Power

With Kurdish Genocide a Real Danger, How Ethical Was Mattis’ Resignation?

Someone like Mattis may have imagined that his quiet resignation would save both his honor and conscience. But such a conventionally dignified resignation may have put both at risk.

Donald Trump and US Defense Secretary Jim Mattis (2nd-R) attend the annual Army-Navy football game at Lincoln Financial Field in Philadelphia, Pennsylvania, December 8, 2018. JIM WATSON/AFP/Getty Images

At least we now know what President Trump thinks about Syria. “Sand and death,” he told his cabinet last week. What then does that make our Syrian Kurdish allies to Trump? Those who live in sand and death can’t really be worth much, so onto the dustbin of history they go. This, from our  “f*ck ‘em and forget ‘em,” POTUS. Can anyone who has watched this president really feign surprise? Trump’s casual desertion of the Kurds fits a personality known for a pattern of exploitation and betrayal. The laborers who sweated over his Atlantic City casino? Stiff ’em. Campaign director Paul Manafort? “Hardly knew him.” Decade-long personal attorney Michael Cohen? “Not my lawyer.” First senator to endorse his candidacy, Jeff Sessions? Just a “dumb southerner.”

But betraying the Syrian Kurds will cost more than a good job with the Trump corporation or the administration, it will likely mean the Syrian Kurds becoming “sand and death” themselves. The prospect of a Syrian Kurd genocide is one of the reasons some felt that, as honorable as James Mattis’ resignation may have been, it didn’t go far enough. Already, like the dimming memory of the murder of Jamal Khashoggi, the impact of Mattis’ resignation (firing) and coming Kurdish genocide will surely fall into the abyss of 24-hour news cycle forgetting. But does it, did it, have to happen this way? In the case of the Kurds, I’m arguing that Mattis and those like him might have to act differently as models of how to block the Memory Hole from devouring inconvenient truths.

One phrase that told me that Mattis had got off on the wrong foot was his writing that the president had “the right to have a Secretary of Defense whose views are better aligned with yours.” Yes, the president’s “rights” cover the prerogatives of revered foundational institutions like the 1788 Constitution, the presidency, and the military code of honor. But at what costs do we maintain a revered institution like the military code of honor? Holocaust levels of genocide threaten the Syrian Kurds. Why isn’t the prospect of mass murder enough to make Mattis reconsider the politics of personal honor?
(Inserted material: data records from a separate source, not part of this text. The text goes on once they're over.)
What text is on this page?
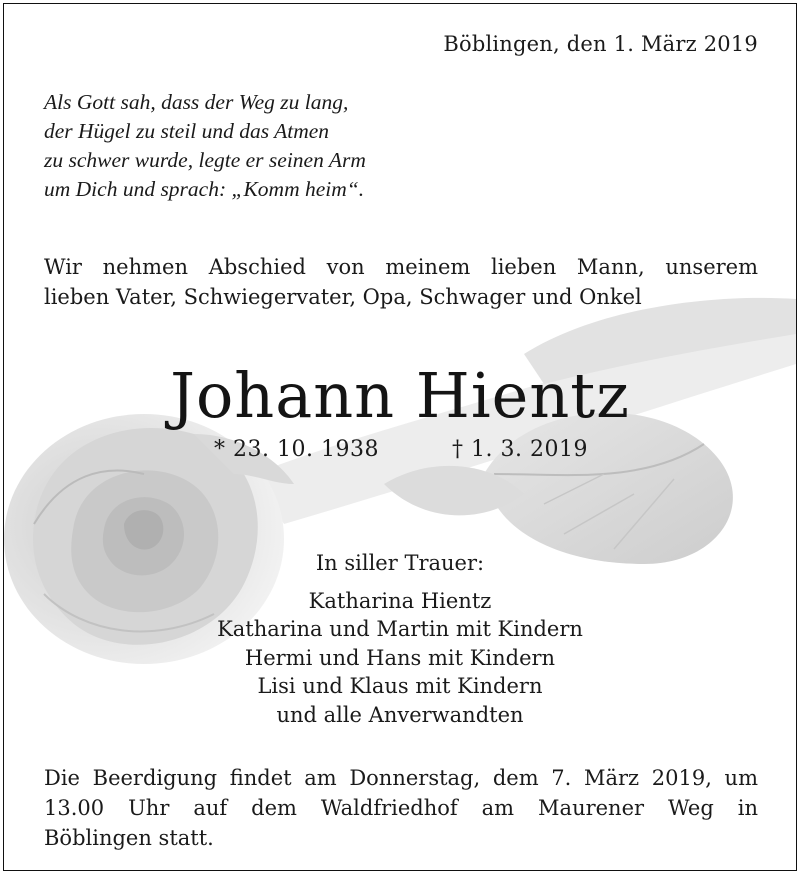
Böblingen, den 1. März 2019
Als Gott sah, dass der Weg zu lang,
der Hügel zu steil und das Atmen
zu schwer wurde, legte er seinen Arm
um Dich und sprach: „Komm heim“.
Wir nehmen Abschied von meinem lieben Mann, unserem
lieben Vater, Schwiegervater, Opa, Schwager und Onkel
Johann Hientz
* 23. 10. 1938	† 1. 3. 2019
In siller Trauer:
Katharina Hientz
Katharina und Martin mit Kindern
Hermi und Hans mit Kindern
Lisi und Klaus mit Kindern
und alle Anverwandten
Die Beerdigung findet am Donnerstag, dem 7. März 2019, um
13.00 Uhr auf dem Waldfriedhof am Maurener Weg in
Böblingen statt.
If that grim prospect is not enough, what is?

Mattis’ deferral to presidential rights, for instance, should challenge us to reconsider whether a president like FDR had an analogous “right” to have a cabinet secretary who “aligned with” his policy of interning Japanese Americans, and another cabinet secretary who “aligned with” forbidding the SS Exodus to land its refugee human cargo? Would, for example, a traitorous, genocidal president have a corresponding “right” to have a secretary of defense agreeably “aligned” to high criminality?

Someone like Mattis may have imagined that his quiet resignation would save both his honor and conscience. But such conventionally dignified resignation may have put both at risk. Honorable exits from malevolent chains of command often only clear the way for craven careerists eager to “align with” those very malign policies at issue. In extreme cases, if resignations from chains of command aligning with evil are necessary, they might at the very least be noisy and unsettling, rather than fade quietly into the background. Understood this way, settling for the conventional security of being an “honorable man” sometimes means shirking the preferable, but perilous, duty of standing up as “the noblest Roman of them all.”  

Of course, a resignation like Mattis’ caused something of a stir. But, at this writing, has it caused enough of a stir to make a Kurdish genocide unlikely? The historical precedents do not inspire confidence. A high-five from Putin at the G20, and the horror of Jamal Khashoggi’s murder starts slipping away. What chance for the Kurds, when Trump writes off Syria as “sand and death”? One recalls how, before his invasion of Poland in 1939, Hitler tried to reassure doubters, “Who, after all, speaks today of the annihilation of the Armenians?”

Will the imminent disappearance of our awareness of the fate of the Syrian Kurds in the “dust and dirt” of the Syrian deserts only confirm Hitler as a media-savvy genius? A soldier’s honor is a fine thing, but how much does it weigh in the scales of justice against genocide? How much greater the suffering of the Kurds if Mattis had provoked an aggravated national crisis on their behalf? At the very least, Trump wouldn’t enjoy the undisturbed opportunity of asking at some future date, “Who today speaks of the annihilation of the Syrian Kurds?”